REsp 1.798.705-SC, Rel. Min. Paulo de Tarso Sanseverino, Terceira Turma, por unanimidade, julgado em 22/10/2019, DJe 28/10/2019

ACÓRDÃO QUE ADMITE OU INADMITE INCIDENTE DE RESOLUÇÃO DE DEMANDAS REPETITIVAS É IRRECORRÍVEL

Primeiramente, os Ministros do STJ embasaram a decisão no artigo 976, §3º, do Novo Código de Processo Civil, que prevê expressamente a possibilidade de instaurar novo IRDR, caso o primeiro Incidente não tenha cumprido os requisitos de admissibilidade.

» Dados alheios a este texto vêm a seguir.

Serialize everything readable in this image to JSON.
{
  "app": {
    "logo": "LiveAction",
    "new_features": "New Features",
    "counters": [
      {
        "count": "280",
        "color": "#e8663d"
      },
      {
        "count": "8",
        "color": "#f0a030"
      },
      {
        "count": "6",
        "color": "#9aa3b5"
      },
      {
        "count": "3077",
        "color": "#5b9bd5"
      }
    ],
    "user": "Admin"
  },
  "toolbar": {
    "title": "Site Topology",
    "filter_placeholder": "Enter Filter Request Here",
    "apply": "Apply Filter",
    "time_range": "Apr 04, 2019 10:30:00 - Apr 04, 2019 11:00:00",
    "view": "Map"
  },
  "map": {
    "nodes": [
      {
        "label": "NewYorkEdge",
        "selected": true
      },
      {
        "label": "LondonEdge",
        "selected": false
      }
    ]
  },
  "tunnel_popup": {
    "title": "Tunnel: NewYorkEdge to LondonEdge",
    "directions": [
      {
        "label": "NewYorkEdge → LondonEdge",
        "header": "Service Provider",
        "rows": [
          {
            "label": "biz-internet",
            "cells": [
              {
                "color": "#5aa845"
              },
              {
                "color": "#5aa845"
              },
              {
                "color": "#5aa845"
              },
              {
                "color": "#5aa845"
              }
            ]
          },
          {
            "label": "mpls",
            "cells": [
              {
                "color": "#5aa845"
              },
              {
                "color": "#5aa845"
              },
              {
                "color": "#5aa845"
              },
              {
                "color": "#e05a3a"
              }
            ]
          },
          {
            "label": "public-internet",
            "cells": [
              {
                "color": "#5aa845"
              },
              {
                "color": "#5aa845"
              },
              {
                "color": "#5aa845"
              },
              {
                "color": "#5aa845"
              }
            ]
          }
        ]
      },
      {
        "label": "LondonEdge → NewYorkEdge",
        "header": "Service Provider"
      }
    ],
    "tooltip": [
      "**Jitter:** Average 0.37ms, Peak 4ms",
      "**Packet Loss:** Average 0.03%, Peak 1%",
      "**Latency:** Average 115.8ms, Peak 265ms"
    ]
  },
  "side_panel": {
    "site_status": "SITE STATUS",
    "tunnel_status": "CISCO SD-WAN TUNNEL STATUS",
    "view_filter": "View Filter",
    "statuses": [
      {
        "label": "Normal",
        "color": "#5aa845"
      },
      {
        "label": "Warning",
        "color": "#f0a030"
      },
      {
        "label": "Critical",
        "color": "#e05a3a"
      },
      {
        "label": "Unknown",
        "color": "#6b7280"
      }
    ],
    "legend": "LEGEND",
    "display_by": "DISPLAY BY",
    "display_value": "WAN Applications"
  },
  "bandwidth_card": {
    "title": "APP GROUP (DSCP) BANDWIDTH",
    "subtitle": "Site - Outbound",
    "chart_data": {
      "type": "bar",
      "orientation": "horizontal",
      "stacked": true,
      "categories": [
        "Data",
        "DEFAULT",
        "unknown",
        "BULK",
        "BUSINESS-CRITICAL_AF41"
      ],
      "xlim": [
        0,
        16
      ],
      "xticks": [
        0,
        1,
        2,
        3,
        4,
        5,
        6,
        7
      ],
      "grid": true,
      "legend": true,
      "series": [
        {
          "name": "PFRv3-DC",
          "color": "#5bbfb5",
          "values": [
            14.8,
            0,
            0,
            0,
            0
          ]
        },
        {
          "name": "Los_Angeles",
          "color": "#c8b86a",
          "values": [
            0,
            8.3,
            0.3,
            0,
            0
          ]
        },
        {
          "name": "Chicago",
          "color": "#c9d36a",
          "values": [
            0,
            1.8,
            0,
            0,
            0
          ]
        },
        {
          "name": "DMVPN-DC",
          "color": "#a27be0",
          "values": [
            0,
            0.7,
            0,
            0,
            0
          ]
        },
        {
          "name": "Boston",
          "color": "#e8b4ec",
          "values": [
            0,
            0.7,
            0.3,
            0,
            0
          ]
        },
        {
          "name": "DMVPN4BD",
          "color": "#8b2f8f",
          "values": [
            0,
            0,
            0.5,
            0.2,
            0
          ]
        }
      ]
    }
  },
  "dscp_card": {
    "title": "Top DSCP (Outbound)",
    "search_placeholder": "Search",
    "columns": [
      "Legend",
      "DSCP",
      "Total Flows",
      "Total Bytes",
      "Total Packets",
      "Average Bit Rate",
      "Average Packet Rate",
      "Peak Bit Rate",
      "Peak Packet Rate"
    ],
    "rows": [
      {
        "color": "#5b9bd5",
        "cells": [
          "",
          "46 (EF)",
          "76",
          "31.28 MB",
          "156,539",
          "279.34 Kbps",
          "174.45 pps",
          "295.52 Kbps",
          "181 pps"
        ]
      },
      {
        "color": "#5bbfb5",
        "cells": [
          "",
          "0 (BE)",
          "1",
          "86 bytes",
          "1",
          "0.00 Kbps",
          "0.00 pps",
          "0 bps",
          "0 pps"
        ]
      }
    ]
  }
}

Ademais, fundamentaram no sentido de que o novo código processual restringiu ao máximo a recorribilidade para o Supremo Tribunal Federal e para o Superior Tribunal de Justiça, prevendo recurso no caso de IRDR apenas quando resolvido o mérito, nos termos do artigo 987, caput, do Novo Código de Processo Civil.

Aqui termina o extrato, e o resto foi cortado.